If I naively look for the nearest vertex and use that as my starting point, the user is often directed to a suboptimal path, that involves walking further away from their destination at the start (i.e. the red solid path).
The blue solid path is the optimal path that my algorithm would ideally come up with.
Notes:
Assume no paths cross over other paths.
When navigating to a starting point, the user should never cross over a path (e.g. sidewalk).
In the image above, the first line segment coming out of the star is created dynamically, simply to assist the user. The star is not a vertex in the graph (since the user can be anywhere inside the grass region). The line segment from the star to a vertex is simply being displayed so that the user knows how to get to the first valid vertex in the graph.
How can I implement this efficiently and correctly?
Idea #1: Find the enclosing polygon
If I find the smallest polygon which surrounds my starting point, I can now create new paths for Dijkstra's algorithm from the starting point (which will be added as a new vertex temporarily) to each of the vertices that make up the polygon. In the example above, the polygon has 6 sides, so this would mean creating 6 new paths to each of its vertices (i.e. the blue dotted lines). I would then be able to run Dijkstra's algorithm and it would easily determine that the blue solid line is the optimal path.

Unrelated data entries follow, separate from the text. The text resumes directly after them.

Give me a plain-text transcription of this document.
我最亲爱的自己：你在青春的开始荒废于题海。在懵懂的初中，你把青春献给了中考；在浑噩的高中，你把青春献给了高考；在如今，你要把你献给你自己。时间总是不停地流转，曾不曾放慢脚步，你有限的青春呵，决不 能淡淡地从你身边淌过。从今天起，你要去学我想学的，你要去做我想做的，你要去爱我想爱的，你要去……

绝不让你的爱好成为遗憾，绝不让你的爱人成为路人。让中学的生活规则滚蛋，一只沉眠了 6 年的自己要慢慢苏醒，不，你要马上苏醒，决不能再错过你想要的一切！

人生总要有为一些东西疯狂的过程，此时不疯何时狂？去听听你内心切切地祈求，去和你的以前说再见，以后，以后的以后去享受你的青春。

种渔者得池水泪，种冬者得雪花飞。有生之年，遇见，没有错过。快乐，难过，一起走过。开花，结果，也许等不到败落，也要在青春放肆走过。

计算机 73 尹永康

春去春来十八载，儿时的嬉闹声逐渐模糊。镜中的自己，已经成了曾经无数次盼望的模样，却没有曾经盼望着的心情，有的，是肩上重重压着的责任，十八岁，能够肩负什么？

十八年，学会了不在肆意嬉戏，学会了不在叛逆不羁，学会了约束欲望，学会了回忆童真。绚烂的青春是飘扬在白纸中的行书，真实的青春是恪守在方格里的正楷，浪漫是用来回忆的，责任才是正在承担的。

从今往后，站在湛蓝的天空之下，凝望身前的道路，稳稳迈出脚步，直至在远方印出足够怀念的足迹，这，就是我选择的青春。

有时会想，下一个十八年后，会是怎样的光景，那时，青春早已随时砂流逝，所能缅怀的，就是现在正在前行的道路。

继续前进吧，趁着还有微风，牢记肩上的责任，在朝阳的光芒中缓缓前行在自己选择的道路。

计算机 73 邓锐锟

The problem with this method is in determining which vertices comprise the smallest polygon that surrounds my point. I cannot create new paths to each vertex in the graph, otherwise I will end up with the red dotted lines as well, which completely defeats the purpose of using Dijkstra's algorithm (I should not be allowed to cross over a sidewalk). Therefore, I must take care to only create paths to the vertices of the enclosing polygon. Is there an algorithm for this?
There is another complication with this solution: imagine the user now starts at the purple lightning bolt. It has no enclosing polygon, yet the algorithm should still work by connecting it to the 3 points at the top right. Again, once it is connected to those, running Dijkstra's is easy.

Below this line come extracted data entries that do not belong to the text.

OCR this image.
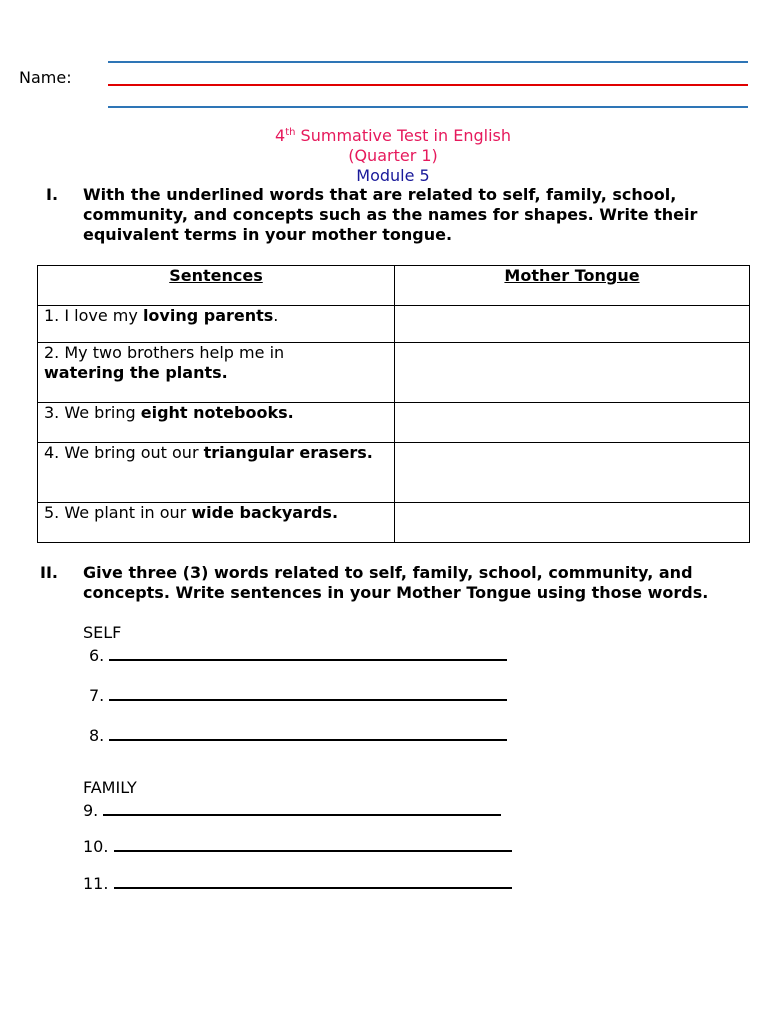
Name:
4th Summative Test in English
(Quarter 1)
Module 5
I. With the underlined words that are related to self, family, school, community, and concepts such as the names for shapes. Write their equivalent terms in your mother tongue.
Sentences	Mother Tongue
1. I love my loving parents.	
2. My two brothers help me in
watering the plants.	
3. We bring eight notebooks.	
4. We bring out our triangular erasers.	
5. We plant in our wide backyards.	
II. Give three (3) words related to self, family, school, community, and concepts. Write sentences in your Mother Tongue using those words.
SELF
6.
7.
8.
FAMILY
9.
10.
11.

Update: the reason we want to connect to one of these 3 points and not walk around everything to reach the orange X directly is because we want to minimize the walking done on unpaved paths. (Note: This is only a constraint if you start outside a polygon. We don't care how long you walk on the grass if it is within a polygon).
If this is the correct solution, then please post its algorithm as an answer.
Otherwise, please post a better solution.
You can start off by running Dijkstra from the target to find its distance to all vertices.
Now let's consider the case where you start "inside" the graph on the grass. We want to find all vertices that we can reach via a straight line without crossing any edge. For that we can throw together all the line segments representing the edges and the line segments connecting the start point to every vertex and use a sweep-line algorithm to find whether the start-vertex lines intersect any edge.
Alternatively you can use any offline algorithm for planar point location, those also work with a sweep line. I believe this is in the spirit of the more abstract algorithm proposed in the question in that it reports the polygon that surrounds the point.
Then we just need to find the vertex whose connection line to the start does not intersect any edge and the sum d(vertex, target) + d(vertex, start) is minimum.
The procedure when the vertex is outside the graph is somewhat underspecified, but I guess the exact same idea would work. Just keep in mind that there is the possibility to walk all around the graph to the target if it is on the border, like in your example.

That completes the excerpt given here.